Purpose: Belize has one of the highest cervical cancer burdens among Latin American and Caribbean countries, despite the implementation of national policies to increase access to prevention and treatment services. This study evaluates the policies, infrastructure, and workforce of the cervical cancer management system in Belize to inform capacity building efforts.
Methods: In 2018, health facility assessments were conducted across all six districts of Belize at the national pathology facility and 12 public facilities identified as critical to cervical cancer control. Human and infrastructure resource availability and existing policies related to cervical cancer screening and treatment services were assessed through a structured instrument.
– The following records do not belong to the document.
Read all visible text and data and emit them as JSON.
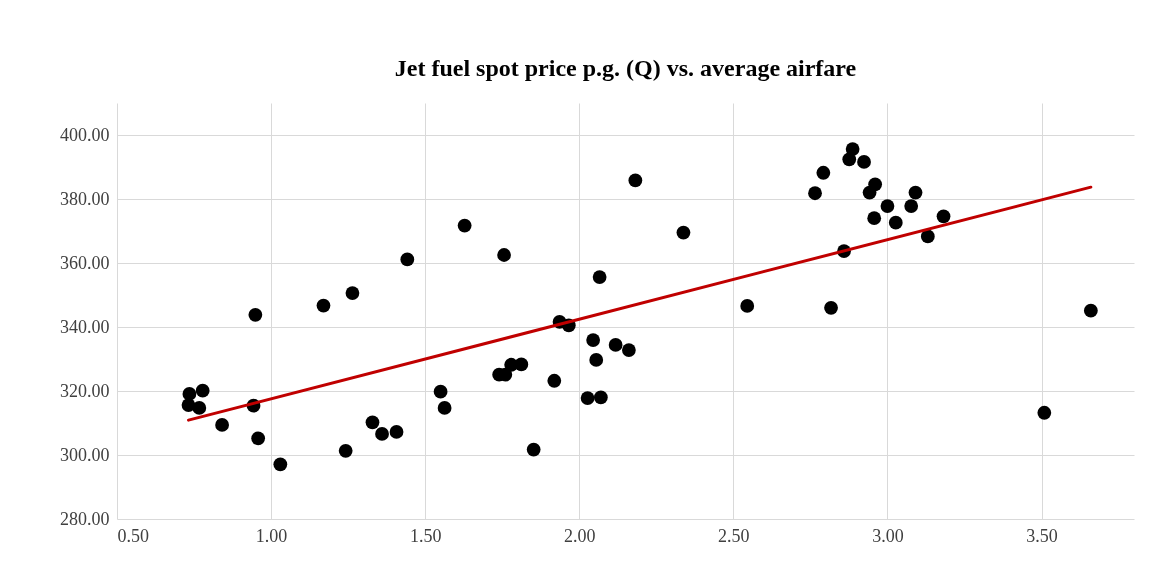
{
  "chart_data": {
    "type": "scatter",
    "title": "Jet fuel spot price p.g. (Q) vs. average airfare",
    "xlim": [
      0.5,
      3.8
    ],
    "ylim": [
      280,
      410
    ],
    "xticks": [
      {
        "value": 0.5,
        "label": "0.50"
      },
      {
        "value": 1,
        "label": "1.00"
      },
      {
        "value": 1.5,
        "label": "1.50"
      },
      {
        "value": 2,
        "label": "2.00"
      },
      {
        "value": 2.5,
        "label": "2.50"
      },
      {
        "value": 3,
        "label": "3.00"
      },
      {
        "value": 3.5,
        "label": "3.50"
      }
    ],
    "yticks": [
      {
        "value": 280,
        "label": "280.00"
      },
      {
        "value": 300,
        "label": "300.00"
      },
      {
        "value": 320,
        "label": "320.00"
      },
      {
        "value": 340,
        "label": "340.00"
      },
      {
        "value": 360,
        "label": "360.00"
      },
      {
        "value": 380,
        "label": "380.00"
      },
      {
        "value": 400,
        "label": "400.00"
      }
    ],
    "grid": true,
    "legend": false,
    "marker": "circle",
    "series": [
      {
        "color": "#000000",
        "x": [
          0.735,
          0.778,
          0.732,
          0.767,
          0.841,
          0.943,
          0.949,
          0.958,
          1.03,
          1.17,
          1.264,
          1.242,
          1.329,
          1.36,
          1.407,
          1.442,
          1.55,
          1.563,
          1.628,
          1.756,
          1.74,
          1.76,
          1.779,
          1.812,
          1.852,
          1.919,
          1.936,
          1.966,
          2.066,
          2.045,
          2.055,
          2.027,
          2.07,
          2.118,
          2.161,
          2.182,
          2.338,
          2.545,
          2.817,
          2.765,
          2.792,
          2.887,
          2.876,
          2.924,
          2.96,
          2.942,
          2.957,
          2.859,
          3.0,
          3.027,
          3.077,
          3.091,
          3.182,
          3.131,
          3.509,
          3.66
        ],
        "values": [
          319.1,
          320.1,
          315.6,
          314.7,
          309.4,
          315.4,
          343.8,
          305.2,
          297.1,
          346.7,
          350.6,
          301.3,
          310.2,
          306.6,
          307.2,
          361.1,
          319.8,
          314.7,
          371.7,
          362.5,
          325.1,
          325.1,
          328.2,
          328.3,
          301.7,
          323.2,
          341.6,
          340.5,
          355.6,
          335.9,
          329.7,
          317.8,
          318.0,
          334.4,
          332.8,
          385.8,
          369.5,
          346.6,
          346.0,
          381.8,
          388.2,
          395.6,
          392.4,
          391.6,
          384.6,
          382.0,
          374.0,
          363.7,
          377.8,
          372.6,
          377.8,
          382.0,
          374.6,
          368.3,
          313.2,
          345.1
        ]
      },
      {
        "type": "line",
        "color": "#c00000",
        "marker": "none",
        "line_style": "solid",
        "x": [
          0.732,
          3.66
        ],
        "values": [
          310.9,
          383.7
        ]
      }
    ]
  }
}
Results: The public cervical cancer screening workforce in Belize consists of 75 primary care nurses and physicians-one per 1,076 screening-eligible women, with 44% conducting rural outreach. All districts have at least one screening facility, but 50% perform screening services only once per week. Colposcopy and loop electrical excision procedures are available in three and four districts, respectively; radical hysterectomy and chemotherapy are available in two districts; and radiation therapy is unavailable. Of essential pathology equipment, 38.5% were present and functional, 23% were present but nonfunctional, and 38.5% were unavailable. Additionally, 35% of supplies were unavailable at the time of assessment, and 75% were unavailable at least once in the 12 months before assessment.
Conclusion: Public-sector cervical cancer management services differ among districts of Belize, with tertiary service availability concentrated in the largest district. Screening, outreach, and pathology are limited mostly by resource availability. This study characterizes the current capacity of services in Belize and pinpoints health system components for future investment and capacity-building efforts.